The event offers food, entertainment, activities and the opportunity to learn about international celebrations during this holiday season.
“It’s an ongoing tradition,” said Samantha Beskin, a graduate assistant for the Multicultural Development Center. “I think it’s even been going on longer than the center has been in existence, which is over 20 years.”
The room will be set up with booths for each of the 21 holidays represented this year. At each booth, representatives will have an informative poster and food or some other item to represent their chosen holiday.
Individual students, faculty members, clubs and organizations who wished to be involved in Find Yosef a Holiday were asked to fill out a registration form listing their top three holiday choices and the reasons why they wish to be involved.
Guests are encouraged to visit and talk to representatives from all 21 booths.
“If they go to all of them and get each signed they get a goody bag,” Beskin said.
Aside from the “big three,” Christmas, Hanukkah and Kwanzaa, in past years the fair has included more obscure holidays, like Irish St. Stephens Day, Hmong New Year and The Feast of Our Lady of Guadalupe.
This year, as in years past, the Jewish Student Association Hillel will have a booth for Hanukkah, complete with snacks, storytelling and a Dreidel.
“It’s very interesting to see how many people actually have no idea that a Hanukkah story even exists, so it’s really fun for us to tell the story to the participants,” said Hillel President Lauren Fine.

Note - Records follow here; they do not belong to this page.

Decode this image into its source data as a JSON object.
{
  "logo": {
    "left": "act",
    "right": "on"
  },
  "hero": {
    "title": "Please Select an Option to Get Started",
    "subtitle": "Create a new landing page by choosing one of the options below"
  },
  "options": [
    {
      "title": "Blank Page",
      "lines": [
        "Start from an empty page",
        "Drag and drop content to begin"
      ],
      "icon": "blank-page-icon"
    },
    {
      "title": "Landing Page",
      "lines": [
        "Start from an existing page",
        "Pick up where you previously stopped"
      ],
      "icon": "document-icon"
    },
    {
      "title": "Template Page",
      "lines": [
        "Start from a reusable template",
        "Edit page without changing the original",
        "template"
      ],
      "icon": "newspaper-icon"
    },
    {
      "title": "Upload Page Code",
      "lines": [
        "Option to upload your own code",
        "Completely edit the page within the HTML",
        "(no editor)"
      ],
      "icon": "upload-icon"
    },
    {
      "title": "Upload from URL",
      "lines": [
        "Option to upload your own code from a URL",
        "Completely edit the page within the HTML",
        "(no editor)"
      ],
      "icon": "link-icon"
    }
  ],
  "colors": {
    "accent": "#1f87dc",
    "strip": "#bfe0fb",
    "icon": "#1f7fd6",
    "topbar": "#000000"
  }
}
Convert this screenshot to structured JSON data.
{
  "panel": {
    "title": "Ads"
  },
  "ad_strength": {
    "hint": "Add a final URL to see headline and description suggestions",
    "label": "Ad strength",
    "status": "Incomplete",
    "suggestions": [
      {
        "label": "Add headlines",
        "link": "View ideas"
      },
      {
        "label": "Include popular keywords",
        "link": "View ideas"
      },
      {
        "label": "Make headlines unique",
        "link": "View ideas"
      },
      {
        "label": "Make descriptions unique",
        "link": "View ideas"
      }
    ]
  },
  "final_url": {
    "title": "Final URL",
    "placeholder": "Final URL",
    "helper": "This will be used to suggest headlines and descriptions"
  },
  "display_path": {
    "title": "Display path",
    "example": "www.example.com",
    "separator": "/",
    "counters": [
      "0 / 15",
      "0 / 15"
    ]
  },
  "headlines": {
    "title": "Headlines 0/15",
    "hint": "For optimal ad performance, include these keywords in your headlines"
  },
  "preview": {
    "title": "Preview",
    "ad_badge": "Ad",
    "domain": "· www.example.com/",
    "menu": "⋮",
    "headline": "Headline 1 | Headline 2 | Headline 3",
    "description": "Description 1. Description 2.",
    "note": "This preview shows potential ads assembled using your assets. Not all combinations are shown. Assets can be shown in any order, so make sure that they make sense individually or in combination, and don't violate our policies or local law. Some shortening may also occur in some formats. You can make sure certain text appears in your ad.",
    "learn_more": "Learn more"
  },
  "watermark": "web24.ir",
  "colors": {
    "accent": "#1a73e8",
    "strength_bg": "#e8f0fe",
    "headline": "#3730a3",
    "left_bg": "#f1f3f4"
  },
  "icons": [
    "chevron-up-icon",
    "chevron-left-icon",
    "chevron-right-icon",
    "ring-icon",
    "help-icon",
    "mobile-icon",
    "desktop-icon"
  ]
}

Fine and the other volunteers from Hillel plan to play a game at their booth in order to teach guests what the Dreidel and the Hebrew letters on it represent.
“Hanukkah is one of the most fun Jewish holidays, and it’s great to share our traditions with everyone,” she said.
The World Religions Club will be presenting Egyptian Coptic Christmas, a Christmas celebration that falls on a different day on the Coptic calendar than it does on the Gregorian calendar that most Western nations follow.
Kwanzaa will be absent from the festival this time around, since the Black Student Association’s annual Kwanzaa festival falls two days before Find Yosef a Holiday this year. Instead, BSA will be representing the Moravian Love Festival, a potluck-style celebration that traces its roots to the Agape feast of the early church.
The event is free to the public and begins at 7 p.m. in the Blue Ridge Ballroom of Plemmons Student Union.